In the meeting, Party Elder Wang Zhen laid out what in fact would happen: “These people are really asking for it… Give ‘em no mercy.” On the night of June 3-4, the 38th Army crashed into the Square and several hundred people were killed. On the morning of June 4 the parents of protestors were mowed down on the edge of the Square, and to this day Tiananmen is one of the neuralgic words forbidden—not always successfully—on China’s Internet.

Perry Link, the scholar of Chinese literature and frequent New York Review contributor, has written to me that,

The largest difference between 1989 and now, in my view, is that the popular understanding of what a free press can do is more mature now…. Now, thanks mostly to the Internet, journalists, netizens, and the public have a much more detailed grasp of what they can do, and want to do, with a free press. They know better how to use journalism to expose corruption, highlight injustice, organize public opinion to bring pressure, and so on. The threat to authoritarian power is greater now.

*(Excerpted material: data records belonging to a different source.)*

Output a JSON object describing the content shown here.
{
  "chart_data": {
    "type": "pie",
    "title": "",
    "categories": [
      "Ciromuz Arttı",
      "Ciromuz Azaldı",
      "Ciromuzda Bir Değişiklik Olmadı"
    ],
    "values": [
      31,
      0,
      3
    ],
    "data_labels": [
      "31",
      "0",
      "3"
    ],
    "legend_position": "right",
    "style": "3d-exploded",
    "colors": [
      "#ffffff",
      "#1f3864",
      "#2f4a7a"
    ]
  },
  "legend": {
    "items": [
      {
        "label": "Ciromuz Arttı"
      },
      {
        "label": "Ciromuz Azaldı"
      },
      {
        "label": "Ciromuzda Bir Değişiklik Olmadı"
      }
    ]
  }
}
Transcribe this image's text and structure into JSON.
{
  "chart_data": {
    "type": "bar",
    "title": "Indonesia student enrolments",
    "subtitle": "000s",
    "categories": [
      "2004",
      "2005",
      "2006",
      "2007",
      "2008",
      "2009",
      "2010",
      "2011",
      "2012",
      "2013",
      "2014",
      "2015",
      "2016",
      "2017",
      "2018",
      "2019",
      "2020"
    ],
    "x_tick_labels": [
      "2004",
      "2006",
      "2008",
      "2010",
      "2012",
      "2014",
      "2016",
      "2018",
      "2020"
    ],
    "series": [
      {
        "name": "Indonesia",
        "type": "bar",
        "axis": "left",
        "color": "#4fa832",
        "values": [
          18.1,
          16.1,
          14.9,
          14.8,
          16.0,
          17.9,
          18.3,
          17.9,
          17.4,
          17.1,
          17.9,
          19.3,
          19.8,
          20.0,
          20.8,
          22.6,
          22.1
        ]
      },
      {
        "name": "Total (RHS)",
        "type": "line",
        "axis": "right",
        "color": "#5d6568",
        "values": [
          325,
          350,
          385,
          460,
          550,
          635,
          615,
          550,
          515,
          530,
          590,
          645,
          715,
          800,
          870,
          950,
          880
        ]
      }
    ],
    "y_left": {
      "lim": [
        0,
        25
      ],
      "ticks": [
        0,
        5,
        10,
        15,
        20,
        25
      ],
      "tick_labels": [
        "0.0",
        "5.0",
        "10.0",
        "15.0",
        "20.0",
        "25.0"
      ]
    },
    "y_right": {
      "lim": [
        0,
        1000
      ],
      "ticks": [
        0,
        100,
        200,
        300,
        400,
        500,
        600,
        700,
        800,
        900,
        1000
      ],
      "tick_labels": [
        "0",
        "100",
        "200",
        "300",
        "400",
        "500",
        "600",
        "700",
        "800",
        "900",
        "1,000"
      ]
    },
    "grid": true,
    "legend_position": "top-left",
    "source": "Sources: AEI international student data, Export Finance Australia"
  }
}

I agree wholly with what Mr. Link says. What I fear is that Xi Jinping, China’s newly anointed leader, and his colleagues on the new Politburo Standing Committee, refined and tested in the fires of Party discipline, will watch the Southern Weekend protests and find a line that cannot be crossed. So far, they are not facing a Tiananmen situation. According to reporters on the scene, the public response amounts to a few dozen exceptionally brave supporters of the paper, who are watched by a larger number of police, and messages of support posted on the Internet by some well-known celebrities like the blogger Han Han. If necessary, the authorities could make an example of a single person, as was the case with Liu Xiaobo, who was one of several hundred courageous Chinese who drew up a manifesto calling for democracy; or with the blind human rights lawyer Chen Guangcheng, who was imprisoned for a few years and then exiled to rural house arrest until his recent escape and travel to the US. Or they could detain one or more people for a few months under close police supervision, followed perhaps by a period of house arrest, as they did with the artist Ai Weiwei. The Chinese Communist Party is skilled at estimating the extent of threats and while there is nothing it cannot do, at the moment exemplary arrests will probably deal with the problem in Guangzhou.

And then there is, of course, censorship itself. Some of the most feared—and long-serving—words in the Party’s ideological armory have now been brandished at those who join the Southern Weekend protests. As the Berkeley-based China Digital Times reports, new censorship instructions have now been issued to deal with the controversy:

Central Propaganda Department: Urgent Notice Concerning the Southern Weekend New Year’s Message Publication Incident: Responsible Party committees and media at all levels must be clear on three points related to this matter: (1) Party control of the media is an unwavering basic principle; (2) This mishap at Southern Weekend has nothing to do with Guangdong Propaganda Department Head Tuo Zhen; (3) This incident’s development is due to the meddling of external hostile forces.

The words “Southern” and “Weekend” have now vanished from the Chinese Internet.